Despite the slow adoption of electric vehicles, many automakers are planning to launch them to meet rising fuel efficiency standards.
Apart from General Motors' Volt and Nissan's all-electric Leaf, Toyota has begun selling a plug-in Prius, and EVs from Ford, Honda, BMW and Fiat will join the fray this year, along with cars from start-up Coda Automotive.
The first Tesla S rolls out
Tesla, which has said it has adopted a slow, methodical approach to the launch, expects to deliver 5,000 Model S sedans by the end of 2012. Reservations for the sedan have topped 10,000.
The company expects to deliver over 20,000 vehicles next year, Musk said.

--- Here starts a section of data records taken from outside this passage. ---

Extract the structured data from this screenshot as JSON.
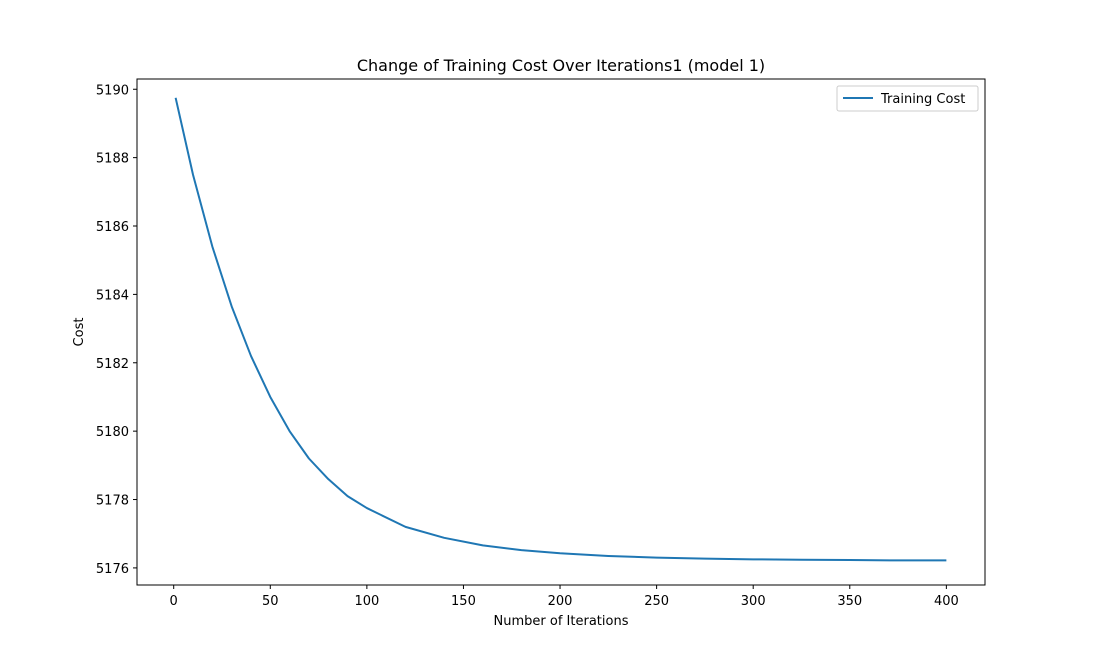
{
  "chart_data": {
    "type": "line",
    "title": "Change of Training Cost Over Iterations1 (model 1)",
    "xlabel": "Number of Iterations",
    "ylabel": "Cost",
    "xlim": [
      -19,
      420
    ],
    "ylim": [
      5175.5,
      5190.3
    ],
    "xticks": [
      0,
      50,
      100,
      150,
      200,
      250,
      300,
      350,
      400
    ],
    "yticks": [
      5176,
      5178,
      5180,
      5182,
      5184,
      5186,
      5188,
      5190
    ],
    "grid": false,
    "legend_position": "top-right",
    "series": [
      {
        "name": "Training Cost",
        "color": "#1f77b4",
        "x": [
          1,
          10,
          20,
          30,
          40,
          50,
          60,
          70,
          80,
          90,
          100,
          120,
          140,
          160,
          180,
          200,
          225,
          250,
          275,
          300,
          325,
          350,
          375,
          400
        ],
        "values": [
          5189.75,
          5187.5,
          5185.4,
          5183.65,
          5182.2,
          5181.0,
          5180.0,
          5179.2,
          5178.6,
          5178.1,
          5177.75,
          5177.2,
          5176.88,
          5176.66,
          5176.52,
          5176.43,
          5176.35,
          5176.3,
          5176.27,
          5176.25,
          5176.24,
          5176.23,
          5176.22,
          5176.22
        ]
      }
    ]
  }
}
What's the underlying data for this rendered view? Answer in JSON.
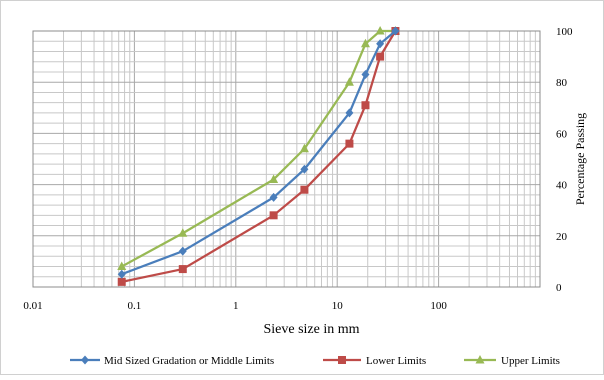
{
  "chart_data": {
    "type": "line",
    "xlabel": "Sieve size in  mm",
    "ylabel": "Percentage Passing",
    "x_scale": "log",
    "xlim": [
      0.01,
      1000
    ],
    "ylim": [
      0,
      100
    ],
    "x_ticks": [
      {
        "value": 0.01,
        "label": "0.01"
      },
      {
        "value": 0.1,
        "label": "0.1"
      },
      {
        "value": 1,
        "label": "1"
      },
      {
        "value": 10,
        "label": "10"
      },
      {
        "value": 100,
        "label": "100"
      }
    ],
    "y_ticks": [
      {
        "value": 0,
        "label": "0"
      },
      {
        "value": 20,
        "label": "20"
      },
      {
        "value": 40,
        "label": "40"
      },
      {
        "value": 60,
        "label": "60"
      },
      {
        "value": 80,
        "label": "80"
      },
      {
        "value": 100,
        "label": "100"
      }
    ],
    "grid": true,
    "legend_position": "bottom",
    "series": [
      {
        "name": "Mid Sized Gradation or Middle Limits",
        "color": "#4a7ebb",
        "marker": "diamond",
        "x": [
          0.075,
          0.3,
          2.36,
          4.75,
          13.2,
          19,
          26.5,
          37.5
        ],
        "y": [
          5,
          14,
          35,
          46,
          68,
          83,
          95,
          100
        ]
      },
      {
        "name": "Lower Limits",
        "color": "#be4b48",
        "marker": "square",
        "x": [
          0.075,
          0.3,
          2.36,
          4.75,
          13.2,
          19,
          26.5,
          37.5
        ],
        "y": [
          2,
          7,
          28,
          38,
          56,
          71,
          90,
          100
        ]
      },
      {
        "name": "Upper Limits",
        "color": "#98b954",
        "marker": "triangle",
        "x": [
          0.075,
          0.3,
          2.36,
          4.75,
          13.2,
          19,
          26.5,
          37.5
        ],
        "y": [
          8,
          21,
          42,
          54,
          80,
          95,
          100,
          100
        ]
      }
    ]
  }
}
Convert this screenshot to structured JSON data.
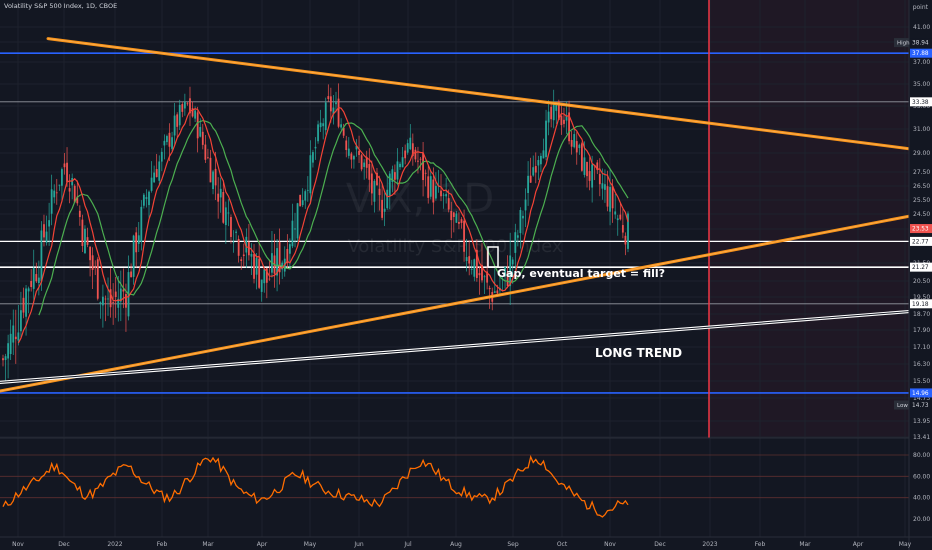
{
  "header": {
    "title": "Volatility S&P 500 Index, 1D, CBOE"
  },
  "watermark": {
    "symbol": "VIX, 1D",
    "name": "Volatility S&P 500 Index"
  },
  "colors": {
    "background": "#131722",
    "grid": "#1e222d",
    "axis_text": "#b2b5be",
    "up": "#26a69a",
    "down": "#ef5350",
    "trendline": "#f7931a",
    "support_line": "#ffffff",
    "blue_line": "#2962ff",
    "red_vline": "#f23645",
    "ma_fast": "#f44336",
    "ma_slow": "#4caf50",
    "oscillator": "#ff6d00"
  },
  "chart_data": {
    "type": "candlestick",
    "price_axis": {
      "unit_label": "point",
      "ticks": [
        "41.00",
        "39.00",
        "37.00",
        "35.00",
        "33.00",
        "31.00",
        "29.00",
        "27.50",
        "26.50",
        "25.50",
        "24.50",
        "23.50",
        "21.50",
        "20.50",
        "19.50",
        "18.70",
        "17.90",
        "17.10",
        "16.30",
        "15.50",
        "14.73",
        "13.95",
        "13.41"
      ]
    },
    "time_axis": {
      "labels": [
        "Nov",
        "Dec",
        "2022",
        "Feb",
        "Mar",
        "Apr",
        "May",
        "Jun",
        "Jul",
        "Aug",
        "Sep",
        "Oct",
        "Nov",
        "Dec",
        "2023",
        "Feb",
        "Mar",
        "Apr",
        "May"
      ]
    },
    "price_tags": [
      {
        "label": "High",
        "value": "38.94"
      },
      {
        "value": "37.88"
      },
      {
        "value": "33.38"
      },
      {
        "value": "23.53"
      },
      {
        "value": "22.77"
      },
      {
        "value": "21.27"
      },
      {
        "value": "19.18"
      },
      {
        "value": "14.96"
      },
      {
        "label": "Low",
        "value": "14.73"
      }
    ],
    "horizontal_levels": [
      37.88,
      33.38,
      22.77,
      21.27,
      19.18,
      14.96
    ],
    "trendlines": [
      {
        "name": "upper",
        "from": [
          "2021-10",
          40.8
        ],
        "to": [
          "2023-05",
          29.4
        ]
      },
      {
        "name": "lower",
        "from": [
          "2021-11",
          15.2
        ],
        "to": [
          "2023-05",
          24.3
        ]
      },
      {
        "name": "long-trend",
        "from": [
          "2021-11",
          15.5
        ],
        "to": [
          "2023-05",
          18.8
        ]
      }
    ],
    "vertical_marker": "2023",
    "annotations": [
      {
        "text": "Gap, eventual target = fill?"
      },
      {
        "text": "LONG TREND"
      }
    ],
    "close_path": [
      16.5,
      17.5,
      19.0,
      20.5,
      21.5,
      24.0,
      26.5,
      28.0,
      26.5,
      23.5,
      21.5,
      20.0,
      19.0,
      19.5,
      20.0,
      22.5,
      25.0,
      27.5,
      28.5,
      30.5,
      32.0,
      33.0,
      31.5,
      29.0,
      27.0,
      25.0,
      24.0,
      22.5,
      22.0,
      21.0,
      20.5,
      21.5,
      22.0,
      24.0,
      26.0,
      28.0,
      31.0,
      33.0,
      32.5,
      30.0,
      29.0,
      28.0,
      26.0,
      25.0,
      27.0,
      28.5,
      29.5,
      28.5,
      27.0,
      26.0,
      25.5,
      24.0,
      23.0,
      22.0,
      21.0,
      20.0,
      19.8,
      20.5,
      22.0,
      24.5,
      27.5,
      29.5,
      31.5,
      32.5,
      31.5,
      29.5,
      28.0,
      27.0,
      26.5,
      25.5,
      24.0,
      23.5
    ],
    "oscillator": {
      "levels": [
        80,
        60,
        40
      ],
      "ticks": [
        "80.00",
        "60.00",
        "40.00",
        "20.00"
      ],
      "values": [
        30,
        38,
        45,
        50,
        56,
        62,
        70,
        66,
        55,
        48,
        42,
        45,
        52,
        60,
        66,
        70,
        62,
        54,
        48,
        42,
        40,
        46,
        56,
        64,
        74,
        78,
        70,
        60,
        50,
        44,
        40,
        38,
        42,
        48,
        55,
        62,
        60,
        54,
        50,
        46,
        44,
        42,
        40,
        38,
        36,
        34,
        40,
        48,
        58,
        66,
        74,
        72,
        64,
        56,
        50,
        46,
        42,
        40,
        38,
        42,
        48,
        56,
        64,
        72,
        78,
        72,
        60,
        52,
        46,
        40,
        34,
        30,
        26,
        30,
        34,
        32
      ]
    }
  }
}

The owner of the first Model S to roll off the assembly is Steve Jurvetson, managing director of venture capital firm Draper Fisher Jurvetson, an early investor in Tesla. Musk gets the second Model S.
Tim Draper, founder and managing director of Draper Fisher Jurvetson, received his keys on Friday after having waited nearly three years for the car.

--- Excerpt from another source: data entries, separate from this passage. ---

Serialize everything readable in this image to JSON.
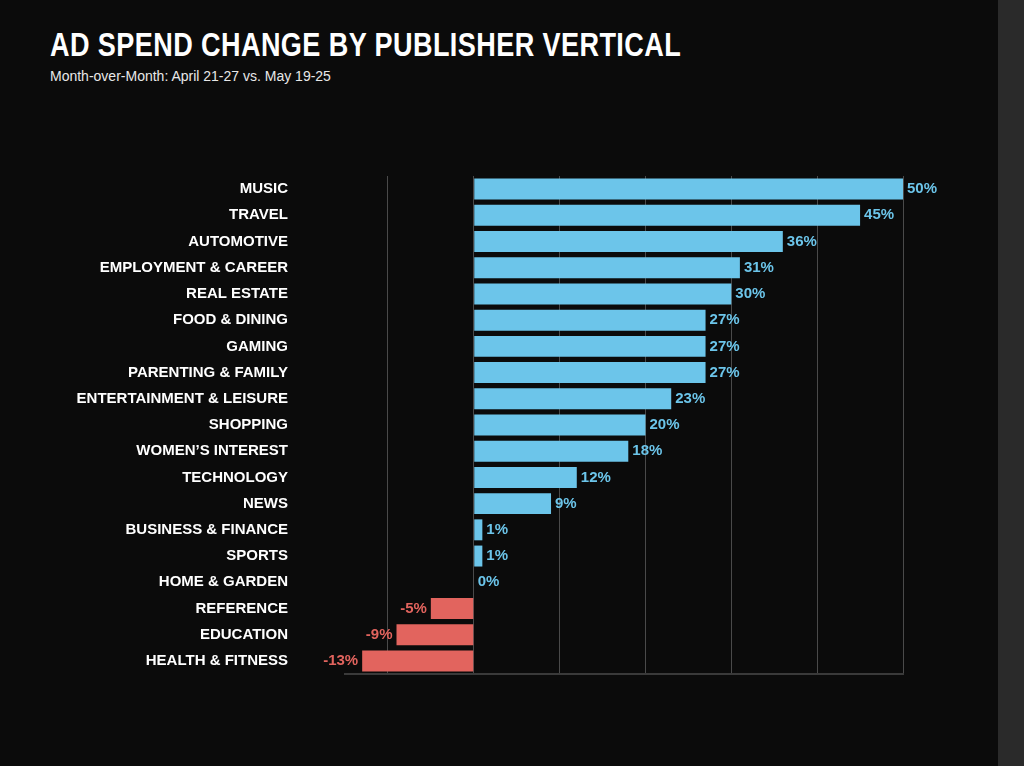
{
  "chart_data": {
    "type": "bar",
    "title": "AD SPEND CHANGE BY PUBLISHER VERTICAL",
    "subtitle": "Month-over-Month: April 21-27 vs. May 19-25",
    "orientation": "horizontal",
    "categories": [
      "MUSIC",
      "TRAVEL",
      "AUTOMOTIVE",
      "EMPLOYMENT & CAREER",
      "REAL ESTATE",
      "FOOD & DINING",
      "GAMING",
      "PARENTING & FAMILY",
      "ENTERTAINMENT & LEISURE",
      "SHOPPING",
      "WOMEN’S INTEREST",
      "TECHNOLOGY",
      "NEWS",
      "BUSINESS & FINANCE",
      "SPORTS",
      "HOME & GARDEN",
      "REFERENCE",
      "EDUCATION",
      "HEALTH & FITNESS"
    ],
    "values": [
      50,
      45,
      36,
      31,
      30,
      27,
      27,
      27,
      23,
      20,
      18,
      12,
      9,
      1,
      1,
      0,
      -5,
      -9,
      -13
    ],
    "value_labels": [
      "50%",
      "45%",
      "36%",
      "31%",
      "30%",
      "27%",
      "27%",
      "27%",
      "23%",
      "20%",
      "18%",
      "12%",
      "9%",
      "1%",
      "1%",
      "0%",
      "-5%",
      "-9%",
      "-13%"
    ],
    "colors": [
      "#6cc5ea",
      "#6cc5ea",
      "#6cc5ea",
      "#6cc5ea",
      "#6cc5ea",
      "#6cc5ea",
      "#6cc5ea",
      "#6cc5ea",
      "#6cc5ea",
      "#6cc5ea",
      "#6cc5ea",
      "#6cc5ea",
      "#6cc5ea",
      "#6cc5ea",
      "#6cc5ea",
      "#6cc5ea",
      "#e2645e",
      "#e2645e",
      "#e2645e"
    ],
    "xlim": [
      -15,
      50
    ],
    "xticks": [
      -10,
      0,
      10,
      20,
      30,
      40,
      50
    ],
    "grid": true,
    "data_labels": true,
    "tick_labels": "y"
  }
}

"It's the smoothest car I have ever driven," Draper said, who also likes its large touch navigation screen.
The Model S is the electric carmaker's most crucial launch yet as it represents the company's transition to the mass market.
Tesla has described 2012 as a "year with two halves" with the Model S launch as the dividing line. Ninety per cent of the company's revenue this year is expected to come from the sedan.
Tesla also draws revenue from its partnerships with Toyota Motor Co's and Daimler AG. In February, Tesla announced an expanded deal with Daimler to create an electric powertrain for a new Mercedes Benz EV.
Musk said that while he was positive about Tesla's powertrain business, he added "10 CEOs determine whether we have a powertrain business or not."
Tesla was talking to a major carmaker about a "high volume" powertrain deal, Musk said, but did not give any details.
Tesla also makes the powertrain system for the electric Toyota RAV4. Toyota, which unveiled the model last month, said it projects to sell 2,600 of the sport-utility vehicle over the next three years in the United States.
The Model S base model will be priced at about $57,000, before a $7,500 US federal tax credit, for a car that can travel 160 miles (258 kilometers) on a full charge.
More popular will be the Model S version that will be able to travel 230 miles (370 km) on a full charge. That version will cost $10,000 more. A version of the Model S that will have a range of 300 miles (483 km) will cost another $10,000.